Belfast Telegraph

Company Snapshot: Diageo Northern Ireland Ltd.

Tough market fails to take the fizz out of drinks group figures

Diageo Northern Ireland is a wholly owned subsidiary of Diageo plc, formerly known as Guinness.

The local company is a commercial vehicle for the sale of alcoholic and other beverages, both purchased from, and sold through, other Diageo subsidiaries or linked businesses.

The Diageo group was reorganised some years ago to incorporate the turnover of Diageo Global Supply, formerly known as the Irish Bonding Co.

Annual turnover in Diageo NI has varied only slightly in the last five years. After reaching a peak of £178m in 2006-7, turnover fell in the following year by nearly 4% and more recently has recovered to reach nearly £180m in 2009-10.

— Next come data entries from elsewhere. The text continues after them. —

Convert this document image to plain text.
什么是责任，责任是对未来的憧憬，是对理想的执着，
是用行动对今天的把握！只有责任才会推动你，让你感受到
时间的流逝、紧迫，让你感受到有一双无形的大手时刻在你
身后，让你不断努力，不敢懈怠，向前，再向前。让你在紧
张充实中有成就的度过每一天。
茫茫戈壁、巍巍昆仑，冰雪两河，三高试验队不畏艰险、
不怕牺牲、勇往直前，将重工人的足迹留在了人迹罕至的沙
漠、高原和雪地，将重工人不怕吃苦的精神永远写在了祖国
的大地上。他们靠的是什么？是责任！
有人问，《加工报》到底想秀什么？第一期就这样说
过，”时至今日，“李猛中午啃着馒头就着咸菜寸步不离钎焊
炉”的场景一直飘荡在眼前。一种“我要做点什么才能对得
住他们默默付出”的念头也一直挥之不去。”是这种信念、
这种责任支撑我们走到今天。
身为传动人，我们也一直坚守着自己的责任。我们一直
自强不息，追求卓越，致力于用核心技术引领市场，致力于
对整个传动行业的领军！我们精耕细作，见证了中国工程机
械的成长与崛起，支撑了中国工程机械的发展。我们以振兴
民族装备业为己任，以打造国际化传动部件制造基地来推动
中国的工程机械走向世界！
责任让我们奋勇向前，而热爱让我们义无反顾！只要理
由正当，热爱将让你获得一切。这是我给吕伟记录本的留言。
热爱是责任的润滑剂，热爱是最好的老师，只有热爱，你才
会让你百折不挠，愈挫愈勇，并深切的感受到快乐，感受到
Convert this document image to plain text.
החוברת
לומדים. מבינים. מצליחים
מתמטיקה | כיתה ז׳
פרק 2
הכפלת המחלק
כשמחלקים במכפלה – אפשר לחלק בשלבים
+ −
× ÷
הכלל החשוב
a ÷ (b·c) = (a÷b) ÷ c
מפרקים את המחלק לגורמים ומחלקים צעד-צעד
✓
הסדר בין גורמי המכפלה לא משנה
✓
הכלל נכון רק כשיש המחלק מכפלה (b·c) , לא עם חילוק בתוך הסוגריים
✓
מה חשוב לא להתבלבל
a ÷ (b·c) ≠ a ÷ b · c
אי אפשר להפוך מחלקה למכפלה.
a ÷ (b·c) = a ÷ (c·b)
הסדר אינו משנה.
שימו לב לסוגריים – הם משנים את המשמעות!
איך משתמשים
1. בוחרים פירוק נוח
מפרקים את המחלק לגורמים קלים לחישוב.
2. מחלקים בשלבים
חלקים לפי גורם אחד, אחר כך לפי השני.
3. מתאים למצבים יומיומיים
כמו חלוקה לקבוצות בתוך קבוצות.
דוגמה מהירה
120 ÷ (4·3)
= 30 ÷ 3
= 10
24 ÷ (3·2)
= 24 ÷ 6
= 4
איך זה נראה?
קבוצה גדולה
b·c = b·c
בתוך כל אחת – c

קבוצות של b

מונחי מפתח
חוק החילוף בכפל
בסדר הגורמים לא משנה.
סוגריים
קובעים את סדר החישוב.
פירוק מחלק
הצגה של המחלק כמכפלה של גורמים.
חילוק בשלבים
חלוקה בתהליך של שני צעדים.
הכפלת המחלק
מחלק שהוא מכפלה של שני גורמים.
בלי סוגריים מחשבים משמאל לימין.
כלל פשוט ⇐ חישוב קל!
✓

The impact of the downturn in business was reflected in the operating and pre-tax profits and losses as recorded in 2009-10. Although, by value, turnover was 1% higher in 2009-10, the company reports that, by volume, it decreased by 1%. The company describes the most recent reported year as offering difficult market conditions.

Draught beer sales were down by 1.7% in a market where there was an overall reduction of 4.7%.

Sales of packaged beer increased by 2.3%, which may indicate a shift from bar sales to off-licence business. A further feature assessed by the company is that sales of spirits decreased by 2.3%. 2009-10 was a year when there was a significant level of crossborder trade in the sales of wine which are reported to have produced a strong performance.